That's exactly what differentiates them.

Although I'm not sure what about language you feel is subjective. I don't
think subjective/objective really captures the thing that makes words fuzzy.
Words are culture, and so they mean different things in different circles. The
cultures are all blended, so when two individuals talk everything is a little
soft around the edges.

But "minimum" is quite a different word from "riskiest". Minimum implies "what
do you think you can get away with presenting to someone" whereas "riskiest"
implies you are making an assumption that could sink the ship.

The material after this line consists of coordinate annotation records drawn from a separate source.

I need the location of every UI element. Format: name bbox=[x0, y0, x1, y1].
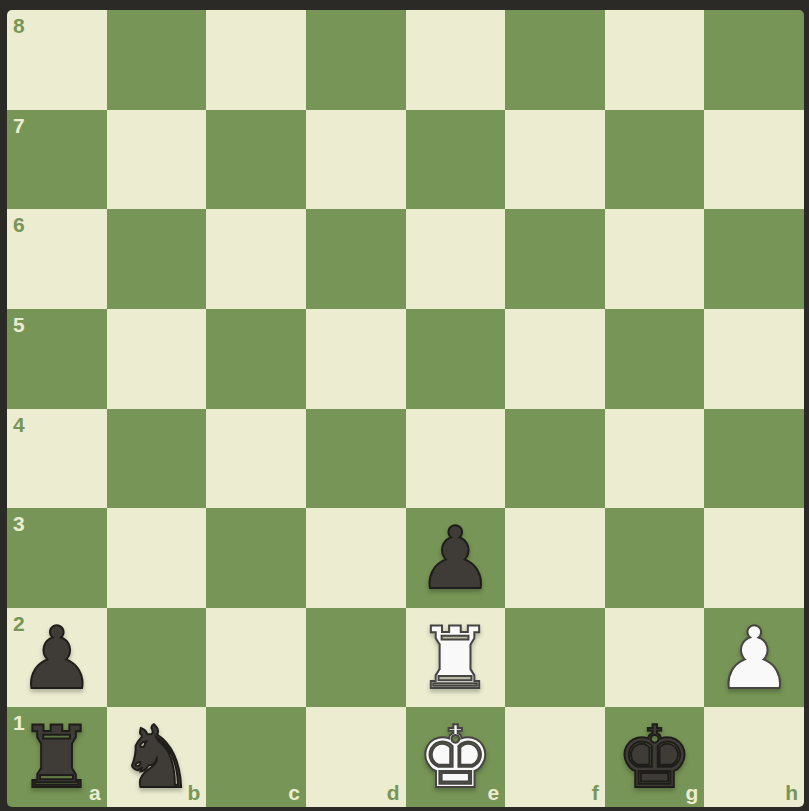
square-f7[interactable] bbox=[505, 110, 605, 210]
square-g4[interactable] bbox=[605, 409, 705, 509]
chess-app-background: 876543♟2♟♜♟1a♜b♞cde♚fg♚h bbox=[0, 0, 809, 811]
square-c4[interactable] bbox=[206, 409, 306, 509]
square-b3[interactable] bbox=[107, 508, 207, 608]
square-h6[interactable] bbox=[704, 209, 804, 309]
square-d1[interactable]: d bbox=[306, 707, 406, 807]
square-c1[interactable]: c bbox=[206, 707, 306, 807]
square-f8[interactable] bbox=[505, 10, 605, 110]
square-f1[interactable]: f bbox=[505, 707, 605, 807]
square-a3[interactable]: 3 bbox=[7, 508, 107, 608]
square-d4[interactable] bbox=[306, 409, 406, 509]
square-e2[interactable]: ♜ bbox=[406, 608, 506, 708]
square-g6[interactable] bbox=[605, 209, 705, 309]
square-h4[interactable] bbox=[704, 409, 804, 509]
square-b2[interactable] bbox=[107, 608, 207, 708]
square-c6[interactable] bbox=[206, 209, 306, 309]
white-pawn[interactable]: ♟ bbox=[704, 608, 804, 708]
rank-label-5: 5 bbox=[13, 314, 25, 335]
square-b4[interactable] bbox=[107, 409, 207, 509]
square-e1[interactable]: e♚ bbox=[406, 707, 506, 807]
square-h8[interactable] bbox=[704, 10, 804, 110]
square-c8[interactable] bbox=[206, 10, 306, 110]
square-d2[interactable] bbox=[306, 608, 406, 708]
square-a6[interactable]: 6 bbox=[7, 209, 107, 309]
square-f5[interactable] bbox=[505, 309, 605, 409]
black-king[interactable]: ♚ bbox=[605, 707, 705, 807]
black-knight[interactable]: ♞ bbox=[107, 707, 207, 807]
square-b8[interactable] bbox=[107, 10, 207, 110]
rank-label-3: 3 bbox=[13, 513, 25, 534]
white-king[interactable]: ♚ bbox=[406, 707, 506, 807]
square-d8[interactable] bbox=[306, 10, 406, 110]
square-a8[interactable]: 8 bbox=[7, 10, 107, 110]
square-f2[interactable] bbox=[505, 608, 605, 708]
square-d3[interactable] bbox=[306, 508, 406, 608]
square-h7[interactable] bbox=[704, 110, 804, 210]
file-label-h: h bbox=[785, 782, 798, 803]
square-g2[interactable] bbox=[605, 608, 705, 708]
square-e6[interactable] bbox=[406, 209, 506, 309]
square-c7[interactable] bbox=[206, 110, 306, 210]
black-pawn[interactable]: ♟ bbox=[406, 508, 506, 608]
square-h2[interactable]: ♟ bbox=[704, 608, 804, 708]
square-g1[interactable]: g♚ bbox=[605, 707, 705, 807]
file-label-f: f bbox=[592, 782, 599, 803]
square-g8[interactable] bbox=[605, 10, 705, 110]
square-c3[interactable] bbox=[206, 508, 306, 608]
square-b6[interactable] bbox=[107, 209, 207, 309]
square-a4[interactable]: 4 bbox=[7, 409, 107, 509]
rank-label-6: 6 bbox=[13, 214, 25, 235]
square-a1[interactable]: 1a♜ bbox=[7, 707, 107, 807]
square-f4[interactable] bbox=[505, 409, 605, 509]
rank-label-7: 7 bbox=[13, 115, 25, 136]
square-e7[interactable] bbox=[406, 110, 506, 210]
square-d5[interactable] bbox=[306, 309, 406, 409]
square-d6[interactable] bbox=[306, 209, 406, 309]
square-g5[interactable] bbox=[605, 309, 705, 409]
rank-label-8: 8 bbox=[13, 15, 25, 36]
square-a2[interactable]: 2♟ bbox=[7, 608, 107, 708]
square-b5[interactable] bbox=[107, 309, 207, 409]
square-h3[interactable] bbox=[704, 508, 804, 608]
black-rook[interactable]: ♜ bbox=[7, 707, 107, 807]
square-a5[interactable]: 5 bbox=[7, 309, 107, 409]
square-g7[interactable] bbox=[605, 110, 705, 210]
chess-board: 876543♟2♟♜♟1a♜b♞cde♚fg♚h bbox=[7, 10, 804, 807]
square-b1[interactable]: b♞ bbox=[107, 707, 207, 807]
square-f6[interactable] bbox=[505, 209, 605, 309]
square-e4[interactable] bbox=[406, 409, 506, 509]
square-f3[interactable] bbox=[505, 508, 605, 608]
white-rook[interactable]: ♜ bbox=[406, 608, 506, 708]
square-h5[interactable] bbox=[704, 309, 804, 409]
rank-label-4: 4 bbox=[13, 414, 25, 435]
square-g3[interactable] bbox=[605, 508, 705, 608]
square-b7[interactable] bbox=[107, 110, 207, 210]
square-e8[interactable] bbox=[406, 10, 506, 110]
square-c2[interactable] bbox=[206, 608, 306, 708]
file-label-d: d bbox=[387, 782, 400, 803]
square-a7[interactable]: 7 bbox=[7, 110, 107, 210]
black-pawn[interactable]: ♟ bbox=[7, 608, 107, 708]
square-d7[interactable] bbox=[306, 110, 406, 210]
square-e3[interactable]: ♟ bbox=[406, 508, 506, 608]
square-e5[interactable] bbox=[406, 309, 506, 409]
square-h1[interactable]: h bbox=[704, 707, 804, 807]
square-c5[interactable] bbox=[206, 309, 306, 409]
file-label-c: c bbox=[288, 782, 300, 803]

I think you'd
have a hard time arguing they are so similar as to be functionally equivalent.

------
tenkabuto
This article seems to be more of a critique of what our understanding of what
an MVP is has devolved into, and a big neon sign pointing us in the direction
of the original idea of an MVP. It's suggesting that an MVP was originally
just a test of the assumptions that one has regarding their product, but over
time we've tacked on additional requirements for what an MVP is (possibly to
just make ourselves more comfortable with the process).

RAT seems to be a return to the original idea of questioning the assumptions
behind the things we're making, and the name Riskiest Assumption Test is on-
the-nose enough that we'd hopefully never forget what it's to be used for.

I'm not sure whether the author intended for this or not, but I got from the
article the idea that with an MVP, people may be inclined towards testing one
too many assumptions at a time, possibly due to their desire to make a
_product_. The author drove home the importance of testing each individual
assumption in the most minimal way possible, and I really appreciate this
point.